It’s a good thing Bank of England Mark Carney has changed his forward guidance to look at spare capacity as opposed to just unemployment as today should see the rate edge 0.1% lower to 7.1%, a stone’s throw from his original threshold of 7.0% that would have triggered the first interest rate hike in the UK. Despite his arch dovishness and yesterday’s fall in inflation for the UK, sterling was very quick to reverse initial weakness and GBPUSD rallied back above the 1.6700 level, this morning it trades at 1.6745. Only last week cable hit a fresh four year high, putting 1.7000 in sight and with the near term trend continuing to maintain an upward bias, bulls of sterling will be closely watching for a test of resistance seen at the recent highs around 1.6820.

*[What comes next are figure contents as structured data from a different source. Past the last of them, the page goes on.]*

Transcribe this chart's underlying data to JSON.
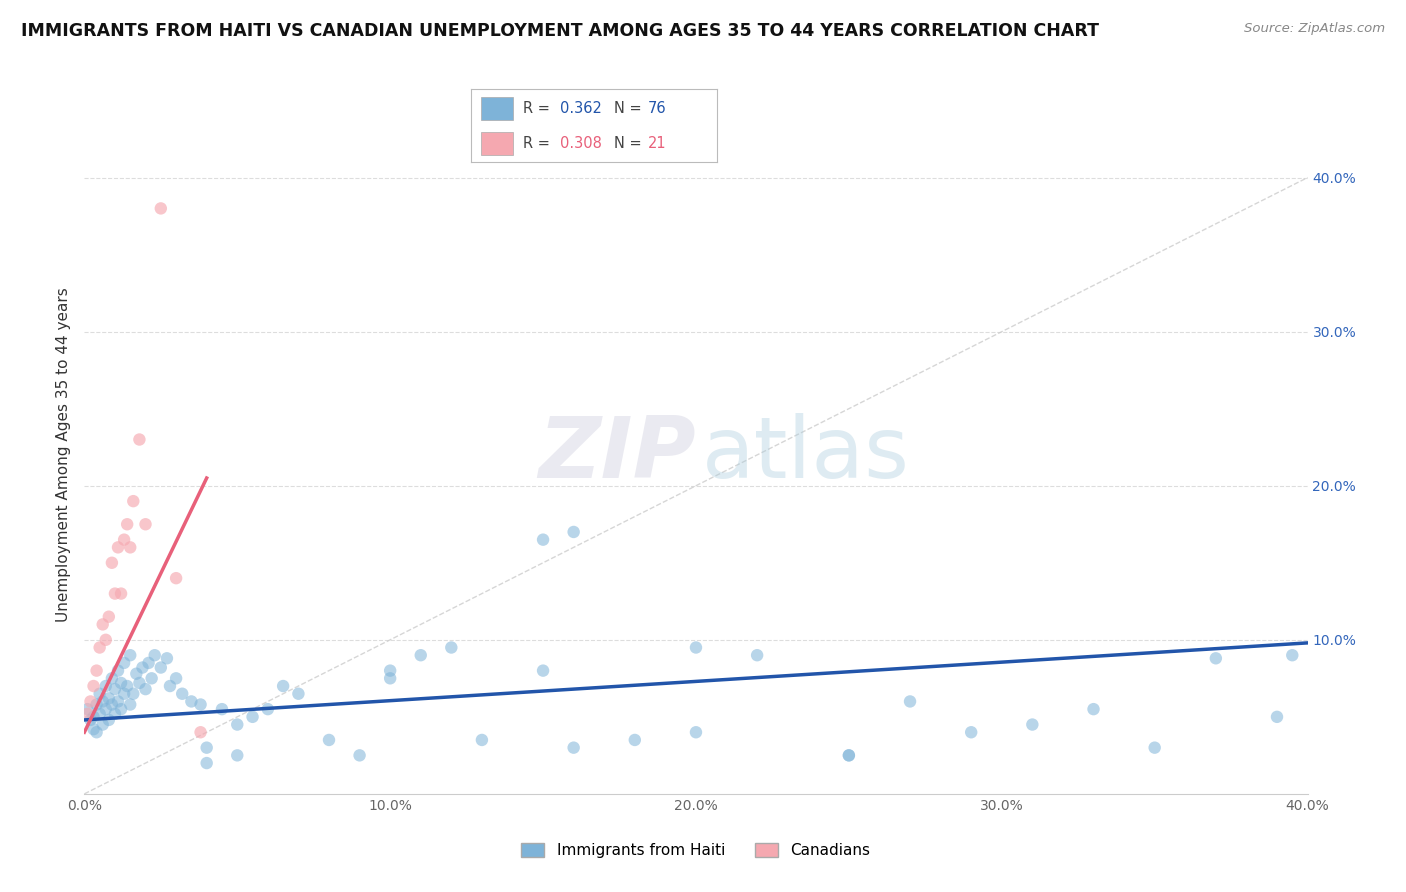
{
  "title": "IMMIGRANTS FROM HAITI VS CANADIAN UNEMPLOYMENT AMONG AGES 35 TO 44 YEARS CORRELATION CHART",
  "source": "Source: ZipAtlas.com",
  "ylabel": "Unemployment Among Ages 35 to 44 years",
  "xlim": [
    0.0,
    0.4
  ],
  "ylim": [
    0.0,
    0.44
  ],
  "xticks": [
    0.0,
    0.1,
    0.2,
    0.3,
    0.4
  ],
  "xtick_labels": [
    "0.0%",
    "10.0%",
    "20.0%",
    "30.0%",
    "40.0%"
  ],
  "ytick_positions": [
    0.1,
    0.2,
    0.3,
    0.4
  ],
  "ytick_labels": [
    "10.0%",
    "20.0%",
    "30.0%",
    "40.0%"
  ],
  "legend_R_blue": "0.362",
  "legend_N_blue": "76",
  "legend_R_pink": "0.308",
  "legend_N_pink": "21",
  "blue_color": "#7EB3D8",
  "pink_color": "#F5A8B0",
  "blue_line_color": "#2255AA",
  "pink_line_color": "#E8607A",
  "blue_scatter_x": [
    0.001,
    0.002,
    0.003,
    0.003,
    0.004,
    0.004,
    0.005,
    0.005,
    0.006,
    0.006,
    0.007,
    0.007,
    0.008,
    0.008,
    0.009,
    0.009,
    0.01,
    0.01,
    0.011,
    0.011,
    0.012,
    0.012,
    0.013,
    0.013,
    0.014,
    0.015,
    0.015,
    0.016,
    0.017,
    0.018,
    0.019,
    0.02,
    0.021,
    0.022,
    0.023,
    0.025,
    0.027,
    0.028,
    0.03,
    0.032,
    0.035,
    0.038,
    0.04,
    0.045,
    0.05,
    0.055,
    0.06,
    0.065,
    0.07,
    0.08,
    0.09,
    0.1,
    0.11,
    0.12,
    0.13,
    0.15,
    0.16,
    0.18,
    0.2,
    0.22,
    0.25,
    0.27,
    0.29,
    0.31,
    0.33,
    0.35,
    0.37,
    0.39,
    0.395,
    0.05,
    0.1,
    0.15,
    0.2,
    0.25,
    0.04,
    0.16
  ],
  "blue_scatter_y": [
    0.055,
    0.048,
    0.05,
    0.042,
    0.058,
    0.04,
    0.052,
    0.065,
    0.045,
    0.06,
    0.055,
    0.07,
    0.048,
    0.062,
    0.058,
    0.075,
    0.052,
    0.068,
    0.06,
    0.08,
    0.055,
    0.072,
    0.065,
    0.085,
    0.07,
    0.058,
    0.09,
    0.065,
    0.078,
    0.072,
    0.082,
    0.068,
    0.085,
    0.075,
    0.09,
    0.082,
    0.088,
    0.07,
    0.075,
    0.065,
    0.06,
    0.058,
    0.03,
    0.055,
    0.045,
    0.05,
    0.055,
    0.07,
    0.065,
    0.035,
    0.025,
    0.075,
    0.09,
    0.095,
    0.035,
    0.08,
    0.03,
    0.035,
    0.04,
    0.09,
    0.025,
    0.06,
    0.04,
    0.045,
    0.055,
    0.03,
    0.088,
    0.05,
    0.09,
    0.025,
    0.08,
    0.165,
    0.095,
    0.025,
    0.02,
    0.17
  ],
  "pink_scatter_x": [
    0.001,
    0.002,
    0.003,
    0.004,
    0.005,
    0.006,
    0.007,
    0.008,
    0.009,
    0.01,
    0.011,
    0.012,
    0.013,
    0.014,
    0.015,
    0.016,
    0.018,
    0.02,
    0.025,
    0.03,
    0.038
  ],
  "pink_scatter_y": [
    0.052,
    0.06,
    0.07,
    0.08,
    0.095,
    0.11,
    0.1,
    0.115,
    0.15,
    0.13,
    0.16,
    0.13,
    0.165,
    0.175,
    0.16,
    0.19,
    0.23,
    0.175,
    0.38,
    0.14,
    0.04
  ],
  "blue_trend_x": [
    0.0,
    0.4
  ],
  "blue_trend_y": [
    0.048,
    0.098
  ],
  "pink_trend_x": [
    0.0,
    0.04
  ],
  "pink_trend_y": [
    0.04,
    0.205
  ],
  "diag_line_x": [
    0.0,
    0.4
  ],
  "diag_line_y": [
    0.0,
    0.4
  ]
}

Despite the headline figure being key and also the claimant count number likely to drive sterling’s moves today, commentators will be focusing more on the potentially headline grabbing average earnings figure. This is due to come in at 1.7%, higher than yesterday’s 1.6% CPI number and the first sign than real incomes are increasing. For those serious inflation bears out there, this could prevent any continued steep decline in inflation as the already consumer lead recovery in the UK picks up steam.
Chinese data overnight has assisted a return of risk appetite this morning as both retail sales and the headline GDP figure exceeded expectations. The Yen has ceded some ground and indices are heading higher as it looks like investors are looking ahead to the Easter break with optimism.